La lenta morte dei pescatori


Il prezzo del gasolio per la navigazione è quasi raddoppiato in pochi giorni (da 70/80 centesimi al litro dello scorso inverno a 1,20 euro al litro di oggi) e i pescatori scioperano e bloccano i porti in entrata e in uscita, come a Manfredonia dove circa 200 pescherecci hanno creato un vero e proprio muro invalicabile. A farne le spese sono i consumatori: nelle pescherie e nei ristoranti il pescato italiano sta scomparendo oppure ha costi improponibili

di redazione

Si sono fermati e hanno formato una catena davanti ai porti con i loro imbarcazioni. È la rivolta dei pescatori. Una protesta che dura da circa dieci giorni, in alcuni porti italiani i pescatori stanno protestando a causa del caro gasolio. Il prezzo del gasolio per la navigazione, infatti, è quasi raddoppiato in pochi giorni (da 70/80 centesimi al litro dello scorso inverno a 1,20 euro al litro di oggi).
I pescatori preferiscono non uscire in mare aperto perché andrebbero in perdita e a farne le spese sono i consumatori.
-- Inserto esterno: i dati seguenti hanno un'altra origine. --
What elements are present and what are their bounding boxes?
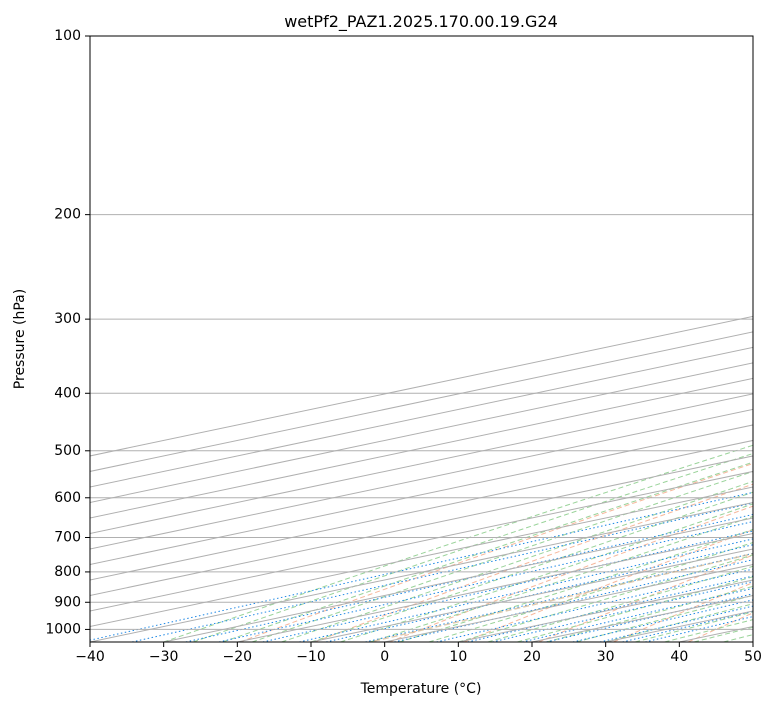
isotherm-gridline [90, 346, 753, 488]
dry-adiabat [314, 483, 753, 642]
moist-adiabat [635, 611, 753, 642]
y-tick-label: 500 [54, 443, 81, 459]
mixing-ratio-line [599, 605, 753, 642]
x-tick-label: −10 [296, 649, 326, 665]
moist-adiabat [222, 461, 753, 642]
isotherm-gridline [163, 517, 753, 642]
mixing-ratio-line [299, 538, 753, 642]
moist-adiabat [487, 565, 753, 642]
dry-adiabat [239, 462, 753, 642]
x-tick-label: 30 [597, 649, 615, 665]
isotherm-gridline [90, 501, 753, 642]
chart-title: wetPf2_PAZ1.2025.170.00.19.G24 [284, 12, 558, 32]
mixing-ratio-line [365, 552, 753, 642]
mixing-ratio-line [645, 616, 753, 642]
moist-adiabat [605, 603, 753, 642]
isotherm-gridline [310, 548, 753, 642]
moist-adiabat [310, 491, 753, 642]
mixing-ratio-line [522, 587, 753, 642]
isotherm-gridline [90, 470, 753, 612]
x-tick-label: −30 [149, 649, 179, 665]
axes: −40 −30 −20 −10 0 10 20 30 40 50 100 200 300 400 500 60… [45, 28, 762, 665]
y-tick-label: 900 [54, 594, 81, 610]
reference-curve [369, 552, 753, 642]
x-tick-label: −40 [75, 649, 105, 665]
isotherm-gridline [90, 439, 753, 581]
plot-frame [89, 35, 754, 643]
y-tick-label: 200 [54, 207, 81, 223]
x-tick-label: 20 [523, 649, 541, 665]
isotherm-gridline [237, 532, 753, 642]
isotherm-gridline [90, 408, 753, 550]
y-tick-label: 300 [54, 311, 81, 327]
y-tick-label: 800 [54, 564, 81, 580]
dry-adiabat [763, 36, 775, 642]
moist-adiabat [192, 452, 753, 642]
plot-area: 0.10.20.40.611.52346810131620253036-100-… [90, 36, 775, 642]
isotherm-gridline [90, 315, 753, 457]
y-tick-label: 600 [54, 490, 81, 506]
mixing-ratio-line [436, 568, 753, 642]
moist-adiabat [693, 626, 753, 642]
isotherm-gridline [679, 625, 753, 642]
y-tick-label: 100 [54, 28, 81, 44]
y-axis-label: Pressure (hPa) [12, 289, 28, 389]
dry-adiabat [538, 554, 753, 642]
moist-adiabat [369, 515, 753, 642]
moist-adiabat [281, 480, 753, 642]
y-tick-label: 700 [54, 530, 81, 546]
y-tick-label: 1000 [45, 621, 81, 637]
x-tick-label: 10 [449, 649, 467, 665]
moist-adiabat [428, 541, 753, 642]
isotherm-gridline [90, 362, 753, 503]
dry-adiabat [463, 529, 753, 642]
moist-adiabat [163, 444, 753, 642]
moist-adiabat [723, 634, 753, 642]
x-tick-label: 40 [670, 649, 688, 665]
dry-adiabat [389, 505, 753, 642]
mixing-ratio-line [90, 491, 753, 641]
isotherm-gridline [531, 594, 753, 642]
isotherm-gridline [752, 641, 753, 642]
moist-adiabat [251, 470, 753, 642]
isotherm-gridline [90, 393, 753, 534]
moist-adiabat [546, 585, 753, 642]
isotherm-gridline [90, 455, 753, 596]
y-tick-label: 400 [54, 385, 81, 401]
isotherm-gridline [90, 424, 753, 565]
isotherm-gridline [605, 610, 753, 642]
x-tick-label: −20 [223, 649, 253, 665]
isotherm-gridline [90, 377, 753, 519]
x-tick-label: 0 [380, 649, 389, 665]
moist-adiabat [340, 503, 753, 642]
mixing-ratio-line [325, 544, 753, 642]
x-tick-label: 50 [744, 649, 762, 665]
isotherm-gridline [90, 331, 753, 472]
mixing-ratio-line [492, 581, 753, 642]
dry-adiabat [613, 582, 753, 642]
x-axis-label: Temperature (°C) [360, 681, 482, 697]
isotherm-gridline [90, 486, 753, 628]
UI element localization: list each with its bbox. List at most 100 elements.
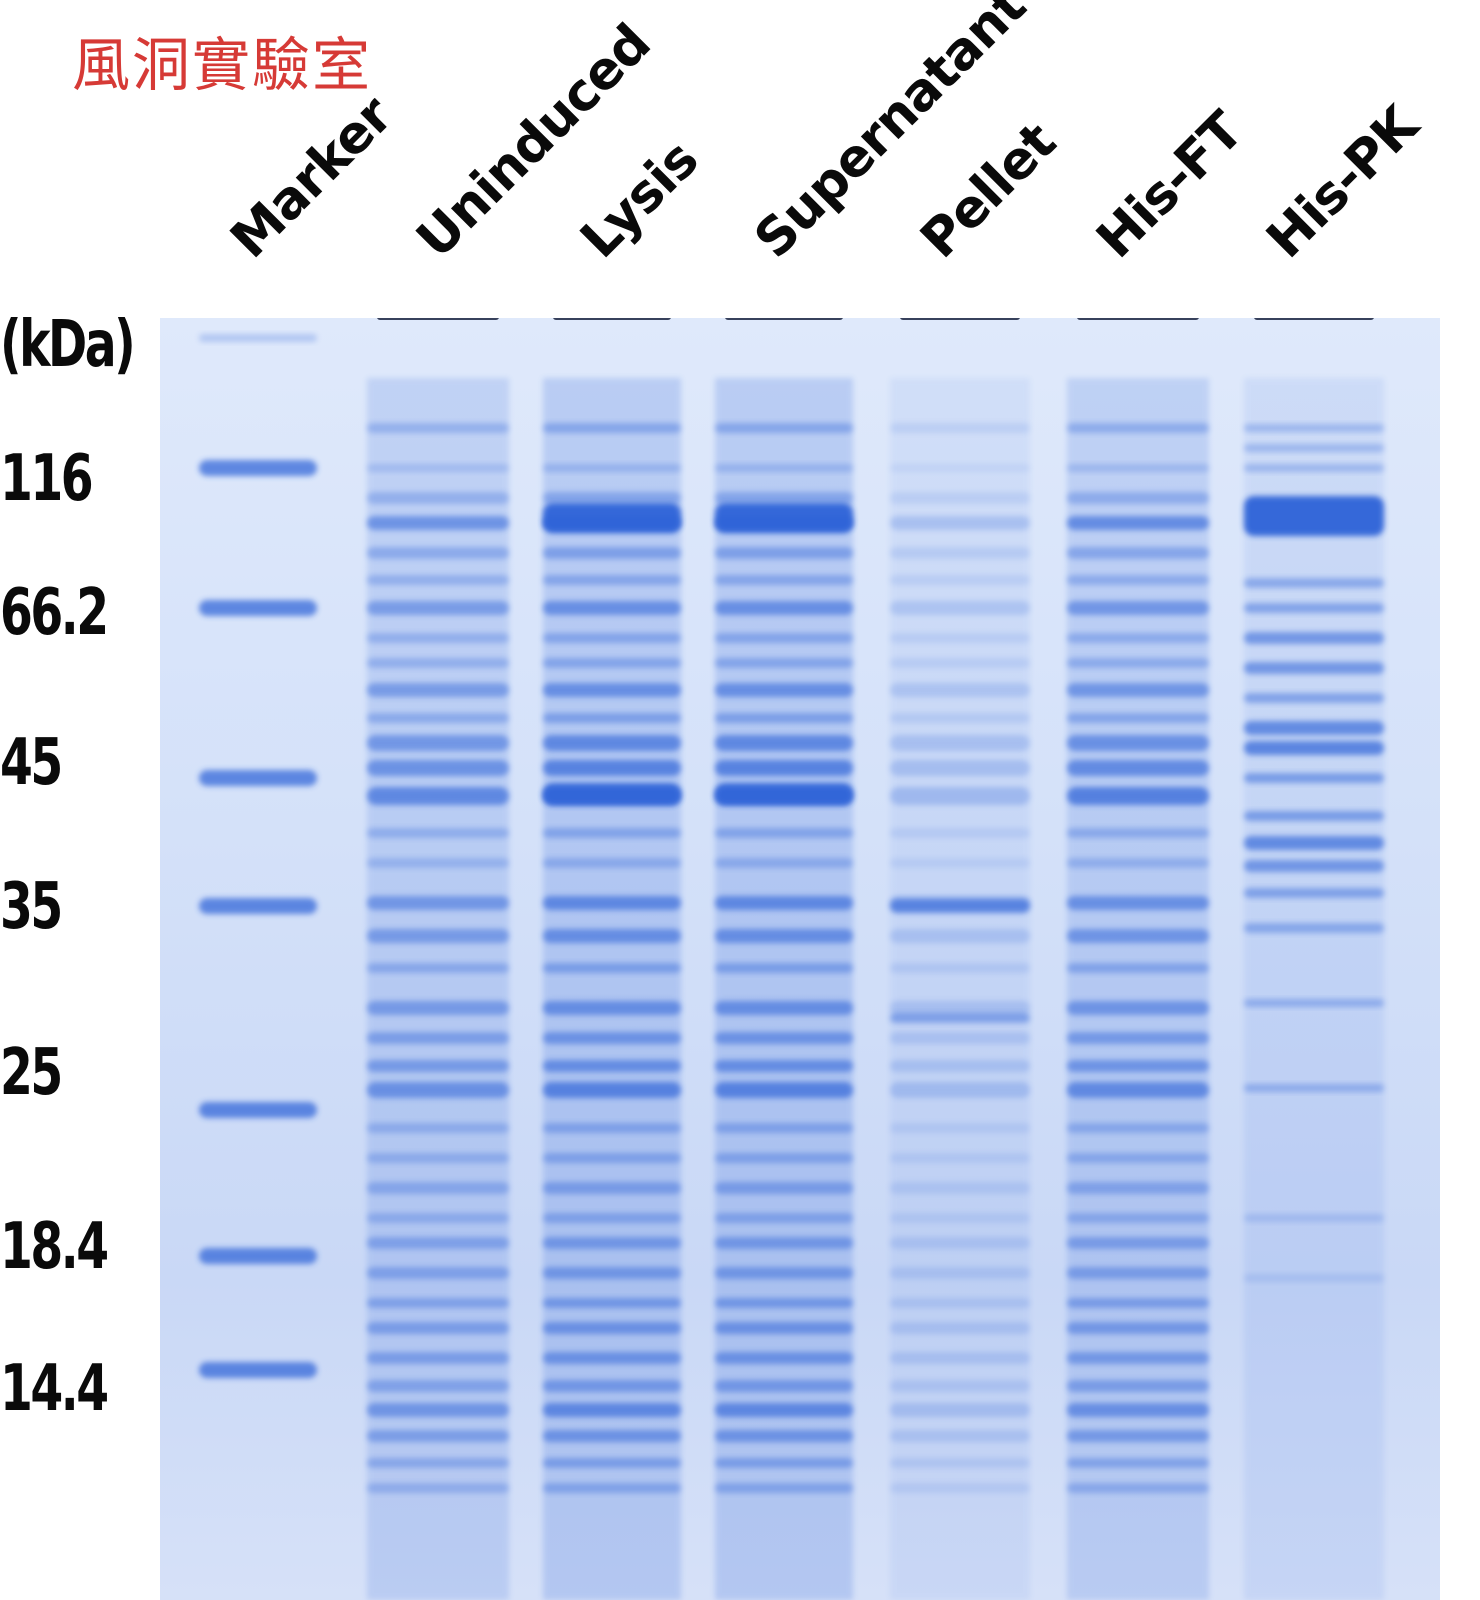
gel-band-his-pk: [1244, 721, 1384, 735]
gel-band-pellet: [890, 492, 1030, 504]
gel-band-uninduced: [367, 1322, 509, 1334]
gel-band-his-ft: [1067, 1430, 1209, 1442]
gel-band-his-ft: [1067, 683, 1209, 697]
gel-band-uninduced: [367, 1153, 509, 1163]
gel-well-supernatant: [725, 318, 843, 320]
gel-band-lysis: [543, 1153, 681, 1163]
gel-band-pellet: [890, 1403, 1030, 1417]
gel-band-uninduced: [367, 787, 509, 805]
gel-band-his-pk: [1244, 662, 1384, 674]
gel-band-supernatant: [715, 1153, 853, 1163]
gel-band-pellet: [890, 1430, 1030, 1442]
gel-band-lysis: [543, 547, 681, 559]
gel-band-his-ft: [1067, 787, 1209, 805]
gel-band-his-ft: [1067, 1483, 1209, 1493]
gel-band-lysis: [543, 1267, 681, 1279]
gel-band-his-ft: [1067, 1060, 1209, 1072]
gel-band-pellet: [890, 1001, 1030, 1015]
gel-band-his-ft: [1067, 1322, 1209, 1334]
gel-band-pellet: [890, 787, 1030, 805]
gel-band-lysis: [543, 683, 681, 697]
unit-label: (kDa): [0, 308, 136, 382]
gel-band-his-pk: [1244, 741, 1384, 755]
gel-band-supernatant: [715, 1298, 853, 1308]
gel-band-his-ft: [1067, 633, 1209, 643]
gel-band-lysis: [543, 760, 681, 776]
gel-band-his-ft: [1067, 896, 1209, 910]
marker-band: [199, 600, 317, 616]
gel-band-supernatant: [715, 828, 853, 838]
gel-band-uninduced: [367, 547, 509, 559]
gel-band-supernatant: [715, 1403, 853, 1417]
gel-band-uninduced: [367, 760, 509, 776]
gel-band-lysis: [543, 963, 681, 973]
gel-band-supernatant: [715, 1483, 853, 1493]
gel-band-pellet: [890, 633, 1030, 643]
gel-band-lysis: [543, 1403, 681, 1417]
gel-bands: [199, 318, 1384, 1600]
gel-band-his-pk: [1244, 1084, 1384, 1092]
gel-band-lysis: [543, 783, 681, 805]
mw-label-116: 116: [0, 442, 94, 516]
gel-band-uninduced: [367, 1123, 509, 1133]
gel-band-lysis: [543, 601, 681, 615]
gel-band-uninduced: [367, 492, 509, 504]
gel-band-his-pk: [1244, 811, 1384, 821]
gel-band-supernatant: [715, 547, 853, 559]
gel-well-lysis: [553, 318, 671, 320]
gel-band-lysis: [543, 713, 681, 723]
gel-band-uninduced: [367, 929, 509, 943]
gel-band-lysis: [543, 1213, 681, 1223]
gel-band-lysis: [543, 492, 681, 504]
gel-band-lysis: [543, 464, 681, 472]
gel-band-uninduced: [367, 1380, 509, 1392]
gel-band-his-ft: [1067, 1182, 1209, 1194]
gel-band-supernatant: [715, 464, 853, 472]
gel-band-uninduced: [367, 1213, 509, 1223]
gel-band-pellet: [890, 735, 1030, 751]
gel-band-his-ft: [1067, 1213, 1209, 1223]
gel-band-pellet: [890, 760, 1030, 776]
gel-band-uninduced: [367, 1430, 509, 1442]
pellet-band: [890, 899, 1030, 913]
gel-band-supernatant: [715, 1237, 853, 1249]
gel-band-supernatant: [715, 1267, 853, 1279]
gel-band-pellet: [890, 1298, 1030, 1308]
marker-band: [199, 460, 317, 476]
gel-band-his-pk: [1244, 464, 1384, 472]
gel-band-his-ft: [1067, 828, 1209, 838]
gel-band-his-ft: [1067, 1298, 1209, 1308]
marker-band: [199, 898, 317, 914]
gel-band-pellet: [890, 858, 1030, 868]
gel-band-uninduced: [367, 1082, 509, 1098]
gel-band-pellet: [890, 1123, 1030, 1133]
gel-band-supernatant: [715, 735, 853, 751]
gel-band-pellet: [890, 1182, 1030, 1194]
gel-band-his-pk: [1244, 923, 1384, 933]
gel-band-lysis: [543, 858, 681, 868]
gel-well-his-ft: [1077, 318, 1199, 320]
gel-band-lysis: [543, 633, 681, 643]
gel-band-supernatant: [715, 783, 853, 805]
gel-band-pellet: [890, 713, 1030, 723]
mw-label-18-4: 18.4: [0, 1210, 109, 1284]
gel-band-uninduced: [367, 683, 509, 697]
gel-band-uninduced: [367, 1001, 509, 1015]
gel-band-his-pk: [1244, 836, 1384, 850]
gel-band-uninduced: [367, 1458, 509, 1468]
gel-well-pellet: [900, 318, 1020, 320]
gel-band-pellet: [890, 828, 1030, 838]
gel-band-supernatant: [715, 683, 853, 697]
gel-band-pellet: [890, 929, 1030, 943]
marker-band: [199, 1102, 317, 1118]
gel-band-uninduced: [367, 464, 509, 472]
marker-band: [199, 770, 317, 786]
purified-target-band: [1244, 496, 1384, 536]
gel-band-lysis: [543, 658, 681, 668]
gel-band-lysis: [543, 1380, 681, 1392]
gel-band-uninduced: [367, 735, 509, 751]
gel-band-uninduced: [367, 601, 509, 615]
gel-band-supernatant: [715, 575, 853, 585]
gel-band-his-ft: [1067, 1267, 1209, 1279]
gel-band-pellet: [890, 516, 1030, 530]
Nelle pescherie e nei ristoranti il pescato italiano sta scomparendo oppure ha costi improponibili.
Per questo i pescatori scioperano e bloccano i porti in entrata e in uscita, come a Manfredonia dove circa 200 pescherecci hanno creato un vero e proprio muro invalicabile.
Tante le richieste e inutili le richieste rivolte al governo volti ad ottenere dal governo incentivi e sgravi fiscali per tenere il prezzo del gasolio a 70 centesimi al litro e la cassa integrazione per i lavoratori dipendenti. Il governo sembra sordo alle loro richieste. Aumenta così la delusione e la rabbia tra i pescatori, un settore che agonizzante sembra oramai destinata ad una lenta morte.
Comparto poi che deve fare i conti con la concorrenza estera, dal pesce che arriva dalla Grecia, dalla Spagna o dal Nordafrica dove il gasolio costa anche la metà.
Il caro gasolio (prezzo quasi raddoppiato in poche settimane) li costringe a lavorare in perdita.
L’attività, come dicevamo in premessa, è ferma da dieci giorni e diversi ristoranti hanno già tolto i piatti di pesce dai loro menu.
Una protesta «a macchia di leopardo» ma compatta nelle rivendicazioni, alla quale si è sottratta solo la flotta di Mazara del Vallo.
Un pieno costa fino a 4.000 euro. Con queste cifre i pescatori si chiedono quanto pesce si dovrebbe vendere per coprire gli aumenti?
Alcuni pescatori hanno investito ingenti capitali nel rinnovare le proprie imbarcazioni, con nuove tecnologie, che rischiano seriamente il fallimento.
Il settore della pesca in Italia è composto da circa 20 mila addetti, dipendenti di imprese cooperative di pesca, di imprese di pesca industriale nonché di imprese che esercitano attività di acquacoltura, maricoltura e vallicoltura. Pesca e acquacoltura sono attività produttive che fanno parte di una filiera economica più ampia e complessa, attraverso la quale il prodotto ittico compie il percorso dal mare alla tavola dei consumatori.
La pesca nella nostra penisola è un’attività che ha tradizioni antiche, che si intrecciano con la storia della Italia marinara e delle popolazioni che vivono lungo le coste o in prossimità delle acque interne.
La nostra solidarietà ai lavoratori del comparto e dei contribuenti che continuano a pagare un prezzo altissimo.